Comparing hearing results in patients with otosclerosis treated with laser-assisted stapedotomy using the 2-μm thulium laser or the CO2 laser.
Prospective nonrandomized clinical study.
In a tertiary referral center in France (Jean Causse Ear Clinic, Béziers), 208 primary stapedotomies were performed in 204 patients between March 2008 and November 2009. Sufficient follow-up data were available for 194 procedures.
The fenestration in the footplate was made with the thulium laser in 98 procedures and with a flexible CO2 laser in 96 procedures. Preoperative and postoperative audiometric results were compared. Side effects, such as vertigo and tinnitus, were scored.

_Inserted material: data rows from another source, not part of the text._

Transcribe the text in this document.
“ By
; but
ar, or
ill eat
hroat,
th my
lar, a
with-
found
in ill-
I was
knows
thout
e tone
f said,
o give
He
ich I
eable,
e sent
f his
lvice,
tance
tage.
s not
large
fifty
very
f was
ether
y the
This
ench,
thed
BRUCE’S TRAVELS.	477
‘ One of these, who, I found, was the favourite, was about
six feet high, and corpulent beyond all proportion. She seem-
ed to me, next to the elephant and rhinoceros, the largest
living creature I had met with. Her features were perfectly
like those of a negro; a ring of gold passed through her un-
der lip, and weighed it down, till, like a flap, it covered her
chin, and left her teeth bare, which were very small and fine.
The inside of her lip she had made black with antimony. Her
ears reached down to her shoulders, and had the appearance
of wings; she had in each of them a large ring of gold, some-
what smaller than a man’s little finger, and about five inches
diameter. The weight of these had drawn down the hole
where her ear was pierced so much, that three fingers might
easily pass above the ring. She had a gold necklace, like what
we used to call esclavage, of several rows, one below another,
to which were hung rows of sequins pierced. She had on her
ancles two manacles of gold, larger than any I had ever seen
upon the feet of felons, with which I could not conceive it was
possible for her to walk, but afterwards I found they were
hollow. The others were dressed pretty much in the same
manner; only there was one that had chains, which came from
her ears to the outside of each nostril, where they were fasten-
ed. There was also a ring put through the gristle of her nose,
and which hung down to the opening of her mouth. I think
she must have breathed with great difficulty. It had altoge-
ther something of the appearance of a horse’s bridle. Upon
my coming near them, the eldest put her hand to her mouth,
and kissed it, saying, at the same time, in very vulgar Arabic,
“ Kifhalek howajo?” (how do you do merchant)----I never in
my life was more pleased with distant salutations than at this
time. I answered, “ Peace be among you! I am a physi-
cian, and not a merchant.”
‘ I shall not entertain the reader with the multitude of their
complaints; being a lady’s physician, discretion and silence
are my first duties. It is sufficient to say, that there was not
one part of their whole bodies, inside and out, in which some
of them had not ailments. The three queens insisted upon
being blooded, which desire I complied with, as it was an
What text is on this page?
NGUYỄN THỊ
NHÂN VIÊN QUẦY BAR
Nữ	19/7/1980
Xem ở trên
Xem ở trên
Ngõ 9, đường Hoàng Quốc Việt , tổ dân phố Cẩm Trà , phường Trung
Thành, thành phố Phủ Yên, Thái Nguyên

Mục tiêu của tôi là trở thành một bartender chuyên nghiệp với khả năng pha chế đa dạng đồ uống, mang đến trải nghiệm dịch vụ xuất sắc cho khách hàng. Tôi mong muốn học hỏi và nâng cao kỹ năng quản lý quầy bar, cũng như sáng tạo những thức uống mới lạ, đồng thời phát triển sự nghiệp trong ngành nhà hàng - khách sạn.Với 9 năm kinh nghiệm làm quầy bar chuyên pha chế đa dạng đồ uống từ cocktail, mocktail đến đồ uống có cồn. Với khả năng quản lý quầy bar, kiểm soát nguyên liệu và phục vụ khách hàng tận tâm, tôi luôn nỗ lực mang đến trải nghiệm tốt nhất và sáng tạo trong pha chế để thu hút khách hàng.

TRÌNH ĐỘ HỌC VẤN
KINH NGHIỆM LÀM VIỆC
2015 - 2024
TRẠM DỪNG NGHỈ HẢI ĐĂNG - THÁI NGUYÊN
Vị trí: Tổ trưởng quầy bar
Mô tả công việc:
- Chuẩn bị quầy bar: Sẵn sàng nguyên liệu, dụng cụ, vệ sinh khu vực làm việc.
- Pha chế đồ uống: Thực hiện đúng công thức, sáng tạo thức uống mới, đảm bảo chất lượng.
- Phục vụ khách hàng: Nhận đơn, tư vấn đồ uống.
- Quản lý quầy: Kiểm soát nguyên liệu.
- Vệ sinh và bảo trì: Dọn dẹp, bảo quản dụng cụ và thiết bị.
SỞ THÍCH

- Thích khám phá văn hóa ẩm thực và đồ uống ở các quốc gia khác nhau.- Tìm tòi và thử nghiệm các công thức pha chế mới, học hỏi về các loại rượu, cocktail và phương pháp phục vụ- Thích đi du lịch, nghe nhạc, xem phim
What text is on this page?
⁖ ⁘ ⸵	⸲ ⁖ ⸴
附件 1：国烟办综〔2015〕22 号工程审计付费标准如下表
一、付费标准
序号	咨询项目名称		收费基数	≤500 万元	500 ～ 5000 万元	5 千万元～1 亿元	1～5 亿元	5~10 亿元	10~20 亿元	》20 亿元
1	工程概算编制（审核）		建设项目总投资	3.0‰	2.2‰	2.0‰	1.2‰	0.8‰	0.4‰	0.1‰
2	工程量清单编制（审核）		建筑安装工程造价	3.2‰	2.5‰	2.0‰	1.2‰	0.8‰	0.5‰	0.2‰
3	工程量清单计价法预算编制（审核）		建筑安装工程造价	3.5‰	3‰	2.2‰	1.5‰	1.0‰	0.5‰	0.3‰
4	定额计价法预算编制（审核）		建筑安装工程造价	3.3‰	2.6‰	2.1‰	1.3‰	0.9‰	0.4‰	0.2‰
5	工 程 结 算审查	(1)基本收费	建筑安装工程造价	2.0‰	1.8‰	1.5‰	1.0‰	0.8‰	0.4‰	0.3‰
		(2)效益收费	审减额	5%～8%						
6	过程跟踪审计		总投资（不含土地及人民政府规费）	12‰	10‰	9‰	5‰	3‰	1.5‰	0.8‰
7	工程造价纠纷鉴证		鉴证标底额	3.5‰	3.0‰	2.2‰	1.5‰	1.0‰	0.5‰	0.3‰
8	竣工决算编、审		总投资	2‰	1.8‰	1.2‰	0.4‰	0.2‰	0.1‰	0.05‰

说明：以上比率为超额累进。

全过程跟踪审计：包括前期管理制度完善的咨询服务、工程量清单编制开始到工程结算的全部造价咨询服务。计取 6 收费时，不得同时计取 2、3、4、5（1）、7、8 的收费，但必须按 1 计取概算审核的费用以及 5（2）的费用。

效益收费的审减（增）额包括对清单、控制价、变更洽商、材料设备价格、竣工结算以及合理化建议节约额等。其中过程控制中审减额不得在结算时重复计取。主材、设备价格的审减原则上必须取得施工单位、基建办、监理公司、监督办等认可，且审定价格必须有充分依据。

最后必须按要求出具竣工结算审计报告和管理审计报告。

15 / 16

Patients treated with the CO2 laser had better hearing outcome compared with those treated with the thulium laser at both 3 and 12 months of follow-up. At 3 months, the success of the surgery, defined as closure of the air-bone gap to within 10 dB, was 90.0% in the thulium group compared with 96.8% in the CO2 group. Bone conduction shift showed an overall deterioration of 1.6 dB (standard deviation, 6.9 dB) in the thulium group compared with an improvement of 1.3 dB (standard deviation, 4 dB) in the CO2 group. In the thulium group, there were four patients with sensorineural hearing loss (4.4%) and three with tinnitus (3.1%) compared with none in the CO2 group.
Stapedotomy surgery performed with a fiber-delivered thulium laser resulted in a higher chance of inner ear damage measured by bone conduction shift compared with the use of a fiber-delivered CO2 laser. We advise not to use the thulium laser for stapedotomy.